Ergastolo per il reato di femminicidio. È legge
Introducendo nel codice penale il nuovo articolo 577 bis, approvato dalla Camera il 25 novembre 2025, diventa legge il reato di femminicidio come fattispecie giuridica a sé stante di omicidio, sanzionato con la pena dell’ergastolo per chiunque causi la morte di una donna, come atto di discriminazione, di odio o di prevaricazione, ossia mediante atti di controllo, possesso o dominio verso la vittima in quanto donna.
Il delitto risulta integrato anche quando è commesso nei confronti di persona non più convivente con il soggetto agente, nel momento in cui quest’ultimo e la vittima siano legati da vincoli nascenti dalla filiazione.
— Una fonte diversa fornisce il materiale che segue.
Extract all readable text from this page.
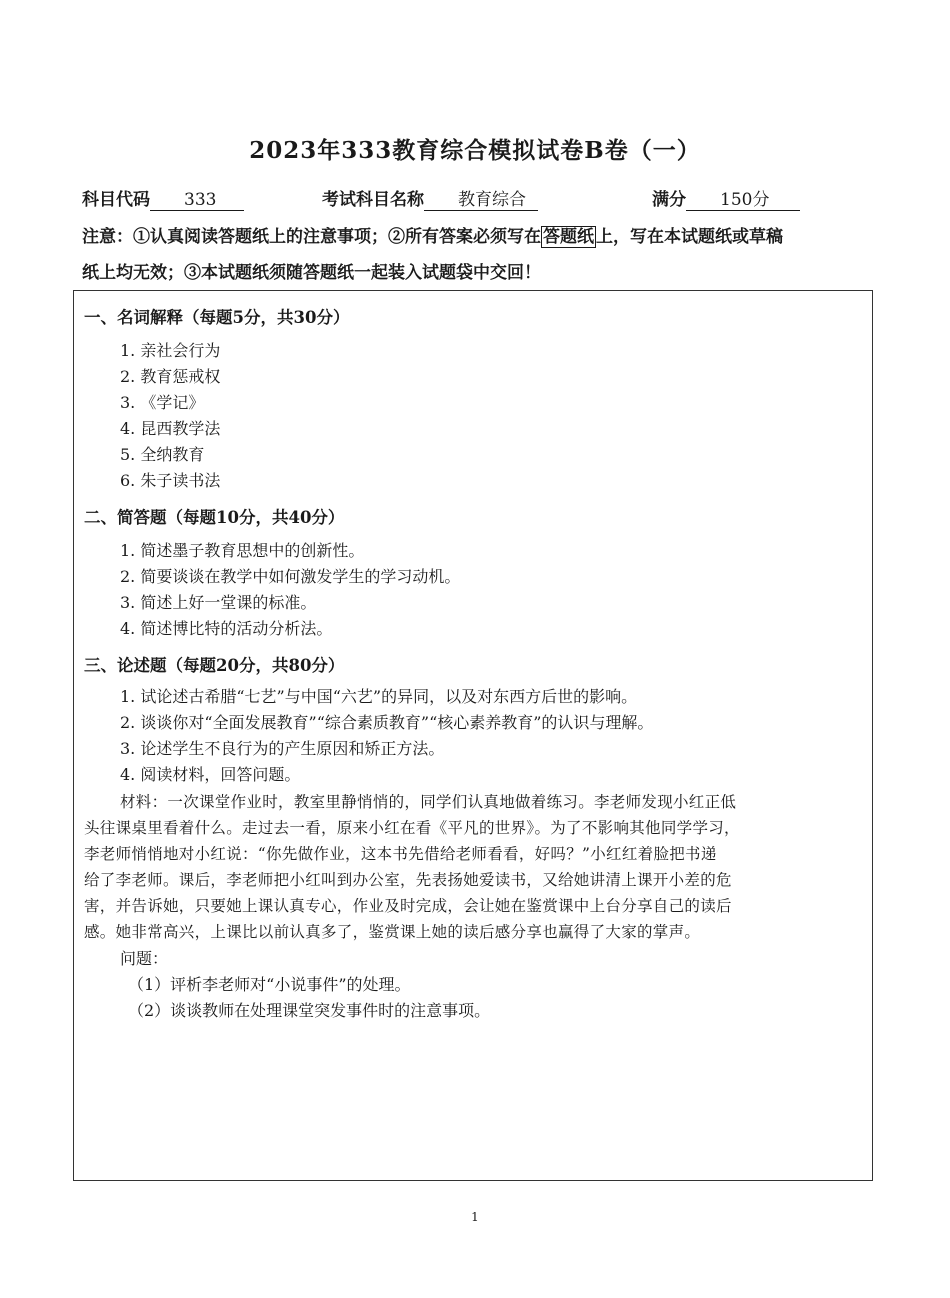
2023年333教育综合模拟试卷B卷（一）
科目代码 333	考试科目名称 教育综合	满分 150分
注意：①认真阅读答题纸上的注意事项；②所有答案必须写在 答题纸 上，写在本试题纸或草稿
纸上均无效；③本试题纸须随答题纸一起装入试题袋中交回！
一、名词解释（每题5分，共30分）
1. 亲社会行为
2. 教育惩戒权
3. 《学记》
4. 昆西教学法
5. 全纳教育
6. 朱子读书法
二、简答题（每题10分，共40分）
1. 简述墨子教育思想中的创新性。
2. 简要谈谈在教学中如何激发学生的学习动机。
3. 简述上好一堂课的标准。
4. 简述博比特的活动分析法。
三、论述题（每题20分，共80分）
1. 试论述古希腊“七艺”与中国“六艺”的异同，以及对东西方后世的影响。
2. 谈谈你对“全面发展教育”“综合素质教育”“核心素养教育”的认识与理解。
3. 论述学生不良行为的产生原因和矫正方法。
4. 阅读材料，回答问题。
材料：一次课堂作业时，教室里静悄悄的，同学们认真地做着练习。李老师发现小红正低
头往课桌里看着什么。走过去一看，原来小红在看《平凡的世界》。为了不影响其他同学学习，
李老师悄悄地对小红说：“你先做作业，这本书先借给老师看看，好吗？”小红红着脸把书递
给了李老师。课后，李老师把小红叫到办公室，先表扬她爱读书，又给她讲清上课开小差的危
害，并告诉她，只要她上课认真专心，作业及时完成，会让她在鉴赏课中上台分享自己的读后
感。她非常高兴，上课比以前认真多了，鉴赏课上她的读后感分享也赢得了大家的掌声。
问题：
（1）评析李老师对“小说事件”的处理。
（2）谈谈教师在处理课堂突发事件时的注意事项。
1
Inoltre, scrive l’Agi, è stato modificato il reato dell’ ex art. 572 c.p. oggi Maltrattamenti contro familiari e conviventi “estendendo, da un lato, il novero dei soggetti passivi e, dall’altro lato, introducendo una nuova circostanza aggravante qualora la condotta sia commessa con le modalità stabilite per il reato di femminicidio. Si prevede poi l’applicazione della confisca obbligatoria dei beni utilizzati per commettere il medesimo reato”.
Infine è previsto che entro il 30 giugno di ogni anno, il ministro della Giustizia presenti alle Camera una relazione sullo stato di applicazione delle misure della legge, con particolare attenzione, riportando i dati delle condanne e delle assoluzioni per il reato di femminicidio e riporta ancora l’Agi per “il reato di omicidio disaggregati in base al sesso della persona offesa e alle circostanze aggravanti”.
Il DDL e diventato legge con 237 voti a favore e nessun voto contrario. Nell’estate scorsa aveva ottenuto l’approvazione del Senato.